Dimanche de la Pentecôte

dimanche 05 juin 2022

Par le père Ludovic Frère, recteur

Atterrissage dans nos profondeurs

« L’Esprit planait sur les eaux » : c’est ainsi que le livre de la Genèse présente l’Esprit Saint dans l’œuvre de la Création : planant au-dessus, comme s’il cherchait un terrain favorable où atterrir pour répandre sa puissance de vie.
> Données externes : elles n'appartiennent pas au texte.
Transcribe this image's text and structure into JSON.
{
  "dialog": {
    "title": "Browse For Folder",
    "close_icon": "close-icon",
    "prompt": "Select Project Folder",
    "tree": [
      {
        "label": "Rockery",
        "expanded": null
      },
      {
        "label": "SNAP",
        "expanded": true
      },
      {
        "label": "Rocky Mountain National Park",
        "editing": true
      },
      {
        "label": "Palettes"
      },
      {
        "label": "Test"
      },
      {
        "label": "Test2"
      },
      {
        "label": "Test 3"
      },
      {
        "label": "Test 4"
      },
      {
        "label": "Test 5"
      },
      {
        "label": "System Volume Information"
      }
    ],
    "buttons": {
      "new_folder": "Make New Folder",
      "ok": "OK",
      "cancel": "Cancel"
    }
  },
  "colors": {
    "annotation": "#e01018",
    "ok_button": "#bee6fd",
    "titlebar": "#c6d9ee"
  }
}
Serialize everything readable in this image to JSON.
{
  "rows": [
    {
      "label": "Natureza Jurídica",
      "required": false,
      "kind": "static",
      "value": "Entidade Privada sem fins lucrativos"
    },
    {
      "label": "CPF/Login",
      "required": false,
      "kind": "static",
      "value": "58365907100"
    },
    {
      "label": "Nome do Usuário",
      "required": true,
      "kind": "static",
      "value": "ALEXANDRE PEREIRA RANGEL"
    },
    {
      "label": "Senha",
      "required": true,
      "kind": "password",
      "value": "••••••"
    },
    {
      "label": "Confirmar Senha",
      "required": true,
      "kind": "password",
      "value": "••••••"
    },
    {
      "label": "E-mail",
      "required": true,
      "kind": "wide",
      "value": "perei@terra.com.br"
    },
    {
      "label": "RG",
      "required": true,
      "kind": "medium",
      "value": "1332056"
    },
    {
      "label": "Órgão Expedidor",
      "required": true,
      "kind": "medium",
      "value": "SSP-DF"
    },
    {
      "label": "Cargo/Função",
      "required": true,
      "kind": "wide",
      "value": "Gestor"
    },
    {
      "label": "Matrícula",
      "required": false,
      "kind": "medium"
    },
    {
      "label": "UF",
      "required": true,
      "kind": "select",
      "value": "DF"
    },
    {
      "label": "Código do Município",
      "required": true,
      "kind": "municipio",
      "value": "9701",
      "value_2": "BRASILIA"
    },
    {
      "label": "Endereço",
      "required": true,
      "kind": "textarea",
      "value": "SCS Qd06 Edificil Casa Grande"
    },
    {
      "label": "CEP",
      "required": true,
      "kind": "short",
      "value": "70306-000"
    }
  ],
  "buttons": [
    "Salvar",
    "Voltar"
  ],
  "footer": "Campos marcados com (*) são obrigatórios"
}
Mais après des millénaires de création et d’alliance, c’est au moment du baptême du Christ que l’Esprit Saint trouve enfin, si j’ose dire, une « piste d’atterrissage » pleinement disponible à sa venue. Luc, chapitre 3, verset 22 : « L’Esprit Saint, sous une apparence corporelle, comme une colombe, descendit sur Jésus. » Saint Luc insiste sur la descente de l’Esprit comme une colombe : un mouvement pour venir se poser sur le Fils de Dieu fait chair, comme l’Esprit était en mouvement d’amour avec ce même Fils et avec le Père de toute éternité.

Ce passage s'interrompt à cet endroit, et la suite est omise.